401(k) Borrowing Increases, Mainly By Pre-Retirees

Employee borrowing from 401(k) plans increased 28% in the fourth quarter from a year earlier, according to Wells Fargo as over 60% of new loans went to individuals heir 50s and 60s.

“The increase in new loans is a bit sporadic, but over the past two years the overall trend is a gradual increase in the percentage of participants with an outstanding loan,” Elli Dai, senior vice president and director of participant services at Wells Fargo Retirement, said.

The Wells Fargo data, which iss based on an analysis of a subset of 1.9 million eligible participants in retirement plans that the company administers, reveal that 19.2% of the people with money in a 401(k) plan had at least one outstanding loan at the end of last year.

The challenges in the current economy could be one reason more people are taking out loans, Dai said. “The unemployment rate in particular may be driving the employed spouse of a married couple to take a loan to cover expenses while the other spouse continues to look for work, for example.”

According to Wells Fargo, of the participants who took out loans, the greatest percentage were in their 50s (34.2%), followed by those in their 60s (28.9%) and then by those in their 40s (27.3%).

“One important thing to bear in mind,” Dai said, “is that older participants generally have much higher 401(k) balances than younger participants, giving them more of a resource to draw on when they do need a loan. In addition, this is the generation that is most commonly feeling the squeeze of paying for their children’s education and supporting aging parents.” 

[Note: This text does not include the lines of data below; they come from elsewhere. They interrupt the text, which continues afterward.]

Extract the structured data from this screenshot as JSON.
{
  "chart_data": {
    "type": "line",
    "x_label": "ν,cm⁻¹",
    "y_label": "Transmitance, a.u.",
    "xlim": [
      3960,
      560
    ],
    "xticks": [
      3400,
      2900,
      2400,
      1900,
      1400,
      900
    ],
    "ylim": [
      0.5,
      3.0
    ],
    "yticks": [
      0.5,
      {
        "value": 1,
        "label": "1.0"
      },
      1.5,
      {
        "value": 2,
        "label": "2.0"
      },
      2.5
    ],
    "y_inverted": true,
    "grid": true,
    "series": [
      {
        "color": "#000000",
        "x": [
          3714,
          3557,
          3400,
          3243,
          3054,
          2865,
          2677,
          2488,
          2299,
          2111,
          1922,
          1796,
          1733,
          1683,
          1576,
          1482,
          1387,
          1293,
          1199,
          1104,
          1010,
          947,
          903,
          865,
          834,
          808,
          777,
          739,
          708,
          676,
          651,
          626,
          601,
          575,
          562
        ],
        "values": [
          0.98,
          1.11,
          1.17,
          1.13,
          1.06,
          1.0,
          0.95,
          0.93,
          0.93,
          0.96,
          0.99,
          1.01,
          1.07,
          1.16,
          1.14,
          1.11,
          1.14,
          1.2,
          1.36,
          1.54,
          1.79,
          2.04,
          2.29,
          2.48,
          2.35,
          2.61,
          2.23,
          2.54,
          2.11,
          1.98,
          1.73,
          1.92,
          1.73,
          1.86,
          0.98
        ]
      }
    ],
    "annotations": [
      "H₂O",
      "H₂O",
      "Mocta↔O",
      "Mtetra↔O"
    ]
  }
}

Nevertheless, the increased loan activity among older participants was deemed “concerning” by Laurie Nordquist, director of Wells Fargo Retirement. “Those are the years when workers can start to make ‘catch-up’ contributions and really need to focus on preparing for retirement,” Nordquist said in a statement, referring to the ability of workers 50 and older to contribute an extra $5,500 to their 401(k)s in 2013, bringing their maximum contribution to $23,000.

Taking a pre-retirement 401(k) loan also may lead to tax troubles. Borrowers who lose their job or leave their company are required to pay off such a loan in full, usually within a short time period. Those who can’t repay the loan will owe income tax on the outstanding balance and possibly a 10% early withdrawal penalty.

“We can’t give advice on loans but we can help people understand how they work,” Dai said. “Typically, at the time participants are taking a loan they are most interested in understanding how a loan works and how they’ll get the money, versus focusing on what happens if the loan is not repaid and the person is terminated or leaves the company.”

Financial advisors should be sure clients know all the potential consequences of borrowing from their 401(k)s, especially right before retirement. However, based on anecdotal reports from Wells Fargo call center representatives, if participants need to access their retirement savings and don’t have other places to get the money, they are going to take the loan.